Liberals and conservatives are finding that they share common ground when it comes to changing attitudes on issues such as having parents spend more time with their children. But for liberals, earning conservatives' support for legislation mandating vacations or paid sick days is not easy, making the battle in Congress and in many states an uphill struggle.

Conservatives' corporate allies generally oppose such proposals. "Our members are decidedly against mandates from the federal government," said Patrick Lyden, a lobbyist with the National Federation of Independent Business.

Catherine Myers, executive director of the Virginia-based Family and Home Network, said a preferable solution, instead of enacting mandates, would be for parents to quit or to reduce their paid employment to spend more time caring for their children.

"When we consider what our children really need, how can we afford not to give them our time?" Myers said.

The Bush administration and many conservatives instead favor a bill on comp time that has failed in the past two sessions of Congress. Most employees who work more than 40 hours a week must be paid time and a half. Under the proposal, an employee who works more than 40 hours in one week could choose between overtime and comp time.

Many Democrats and labor unions oppose the bill, saying that it would cut workers' wages by pressuring them to give up paid overtime and that it would give managers too much control over when employees take comp time.

According to the Organization for Economic Cooperation and Development, U.S. workers put in 1,792 hours on average in 2003 — three full-time weeks more than British workers and nine more than in France and Germany.

Census data point to increased stress on women. The average middle-class married woman works 500 hours, or 12.5 weeks, more per year than in 1979.

"The No. 1 concern that women have today — even more than security — is a lack of time," said Frank Luntz, a GOP pollster.

Take Back Your Time and the Massachusetts Council of Churches worked closely last fall with the Lord's Day Alliance, an Atlanta-based group, to urge congregants through fliers and sermons to take "four windows of time" over a month to relax and spend time with their families.

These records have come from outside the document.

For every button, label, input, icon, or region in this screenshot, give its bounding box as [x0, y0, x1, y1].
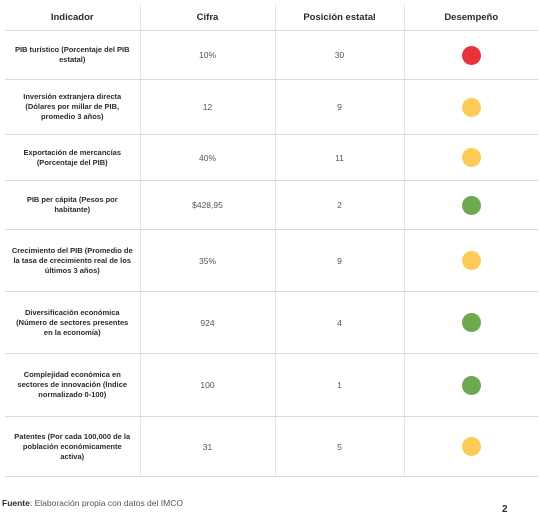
header-desempeno: Desempeño: [403, 4, 538, 31]
value-cell: 12: [139, 79, 275, 135]
header-posicion-estatal: Posición estatal: [274, 4, 404, 31]
indicator-cell: Crecimiento del PIB (Promedio de la tasa…: [5, 229, 140, 292]
source-note: Fuente: Elaboración propia con datos del…: [2, 498, 183, 508]
performance-dot-icon: [461, 313, 481, 332]
performance-dot-icon: [461, 148, 481, 167]
position-cell: 11: [274, 134, 404, 181]
indicator-cell: Inversión extranjera directa (Dólares po…: [5, 79, 140, 135]
table-row: Patentes (Por cada 100,000 de la poblaci…: [5, 416, 538, 477]
indicator-cell: Complejidad económica en sectores de inn…: [5, 353, 140, 417]
header-cifra: Cifra: [139, 4, 275, 31]
position-cell: 4: [274, 291, 404, 354]
position-cell: 9: [274, 79, 404, 135]
performance-dot-icon: [461, 45, 481, 65]
table-row: PIB per cápita (Pesos por habitante) $42…: [5, 180, 538, 230]
indicator-cell: Exportación de mercancías (Porcentaje de…: [5, 134, 140, 181]
indicator-cell: Patentes (Por cada 100,000 de la poblaci…: [5, 416, 140, 477]
position-cell: 5: [274, 416, 404, 477]
value-cell: 31: [139, 416, 275, 477]
table-header-row: Indicador Cifra Posición estatal Desempe…: [5, 4, 538, 31]
performance-cell: [403, 134, 538, 181]
value-cell: 40%: [139, 134, 275, 181]
performance-dot-icon: [461, 97, 481, 117]
performance-cell: [403, 30, 538, 80]
table-row: Inversión extranjera directa (Dólares po…: [5, 79, 538, 135]
table-row: PIB turístico (Porcentaje del PIB estata…: [5, 30, 538, 80]
performance-cell: [403, 416, 538, 477]
performance-dot-icon: [461, 375, 481, 395]
position-cell: 9: [274, 229, 404, 292]
source-label: Fuente: [2, 498, 30, 508]
table-row: Diversificación económica (Número de sec…: [5, 291, 538, 354]
indicator-cell: Diversificación económica (Número de sec…: [5, 291, 140, 354]
header-indicador: Indicador: [5, 4, 140, 31]
value-cell: 35%: [139, 229, 275, 292]
table-row: Crecimiento del PIB (Promedio de la tasa…: [5, 229, 538, 292]
indicator-cell: PIB turístico (Porcentaje del PIB estata…: [5, 30, 140, 80]
table-row: Exportación de mercancías (Porcentaje de…: [5, 134, 538, 181]
performance-dot-icon: [461, 251, 481, 270]
value-cell: $428,95: [139, 180, 275, 230]
position-cell: 1: [274, 353, 404, 417]
performance-cell: [403, 180, 538, 230]
indicators-table: Indicador Cifra Posición estatal Desempe…: [5, 4, 538, 477]
indicator-cell: PIB per cápita (Pesos por habitante): [5, 180, 140, 230]
source-text: : Elaboración propia con datos del IMCO: [29, 498, 183, 508]
performance-cell: [403, 353, 538, 417]
table-row: Complejidad económica en sectores de inn…: [5, 353, 538, 417]
page-number: 2: [502, 504, 508, 515]
position-cell: 30: [274, 30, 404, 80]
position-cell: 2: [274, 180, 404, 230]
value-cell: 100: [139, 353, 275, 417]
performance-cell: [403, 79, 538, 135]
performance-dot-icon: [461, 195, 481, 215]
indicators-table-container: Indicador Cifra Posición estatal Desempe…: [5, 4, 538, 477]
performance-cell: [403, 291, 538, 354]
value-cell: 924: [139, 291, 275, 354]
value-cell: 10%: [139, 30, 275, 80]
performance-cell: [403, 229, 538, 292]
performance-dot-icon: [461, 437, 481, 456]
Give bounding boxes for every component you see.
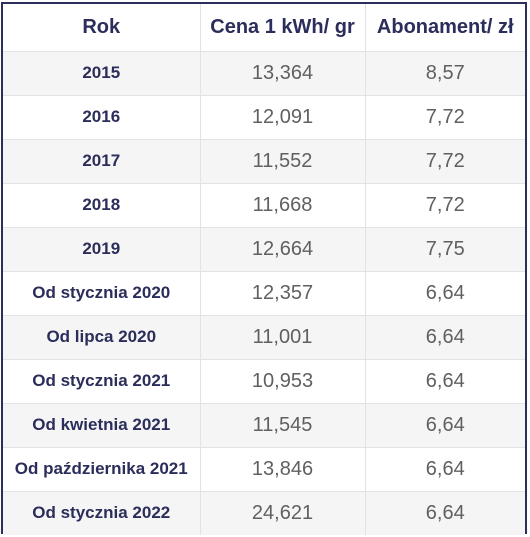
- row-period: Od stycznia 2022: [3, 491, 201, 535]
- table-row: Od kwietnia 2021 11,545 6,64: [3, 403, 525, 448]
- row-fee: 6,64: [425, 501, 465, 524]
- header-price-per-kwh: Cena 1 kWh/ gr: [200, 4, 366, 52]
- row-fee: 7,72: [365, 139, 525, 184]
- table-row: 2015 13,364 8,57: [3, 51, 525, 96]
- row-price: 12,091: [200, 95, 366, 140]
- table-row: Od lipca 2020 11,001 6,64: [3, 315, 525, 360]
- row-fee: 7,75: [365, 227, 525, 272]
- row-price: 11,001: [200, 315, 366, 360]
- row-period: 2015: [3, 51, 201, 96]
- row-period: Od października 2021: [3, 447, 201, 492]
- row-price: 11,552: [200, 139, 366, 184]
- row-period: 2019: [3, 227, 201, 272]
- table-row: Od stycznia 2021 10,953 6,64: [3, 359, 525, 404]
- table-row: 2018 11,668 7,72: [3, 183, 525, 228]
- table-row: Od stycznia 2022 24,621 6,64: [3, 491, 525, 535]
- table-row: 2016 12,091 7,72: [3, 95, 525, 140]
- row-price: 13,846: [200, 447, 366, 492]
- table-row: 2017 11,552 7,72: [3, 139, 525, 184]
- row-price: 13,364: [200, 51, 366, 96]
- header-year: Rok: [3, 4, 201, 52]
- row-period: 2016: [3, 95, 201, 140]
- row-price: 11,668: [200, 183, 366, 228]
- price-table: Rok Cena 1 kWh/ gr Abonament/ zł 2015 13…: [3, 4, 525, 535]
- row-price: 12,357: [200, 271, 366, 316]
- row-period: Od stycznia 2021: [3, 359, 201, 404]
- table-row: Od stycznia 2020 12,357 6,64: [3, 271, 525, 316]
- row-fee: 6,64: [365, 315, 525, 360]
- row-period: Od stycznia 2020: [3, 271, 201, 316]
- table-row: Od października 2021 13,846 6,64: [3, 447, 525, 492]
- table-row: 2019 12,664 7,75: [3, 227, 525, 272]
- table-header-row: Rok Cena 1 kWh/ gr Abonament/ zł: [3, 4, 525, 52]
- row-period: Od kwietnia 2021: [3, 403, 201, 448]
- row-fee: 6,64: [365, 271, 525, 316]
- row-fee: 6,64: [365, 403, 525, 448]
- row-period: 2017: [3, 139, 201, 184]
- row-fee: 7,72: [365, 95, 525, 140]
- row-period: Od lipca 2020: [3, 315, 201, 360]
- row-period: 2018: [3, 183, 201, 228]
- row-price: 12,664: [200, 227, 366, 272]
- row-fee: 6,64: [365, 359, 525, 404]
- row-price: 24,621: [200, 491, 366, 535]
- row-fee: 6,64: [365, 447, 525, 492]
- row-fee: 8,57: [365, 51, 525, 96]
- header-subscription-fee: Abonament/ zł: [365, 4, 525, 52]
- row-price: 11,545: [200, 403, 366, 448]
- row-price: 10,953: [200, 359, 366, 404]
- row-fee: 7,72: [365, 183, 525, 228]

"We're very concerned about the 24/7 commercialization of our society and people feeling stressed from working so many hours," said the council's director, the Rev. Diane Kessler.

The Lord's Day Alliance, which has long promoted observing the Sabbath, helped finance the campaign and hopes to spread it to other states.

"The needs are the same whether you're poor or rich, Republican or Democrat. You need time to be set aside," said Tim Norton, director of the Lord's Day Alliance.

W. Bradford Wilcox, a University of Virginia sociologist who has written extensively about evangelicals, said bridging the divide over how to give Americans more time would not be easy.

"Many hard-working, rank-and-file evangelicals would support legislation guaranteeing paid sick days or paid vacations," Wilcox said. "But evangelical leaders will not go along with these ideas because their close allies in the business community are so firmly against it."

Todd Rakoff, a professor at Harvard Law School who has written about Americans' time squeeze, said, "There is something here that could be bridged, but someone has to grab hold of this issue and figure out a way to make political capital out of it."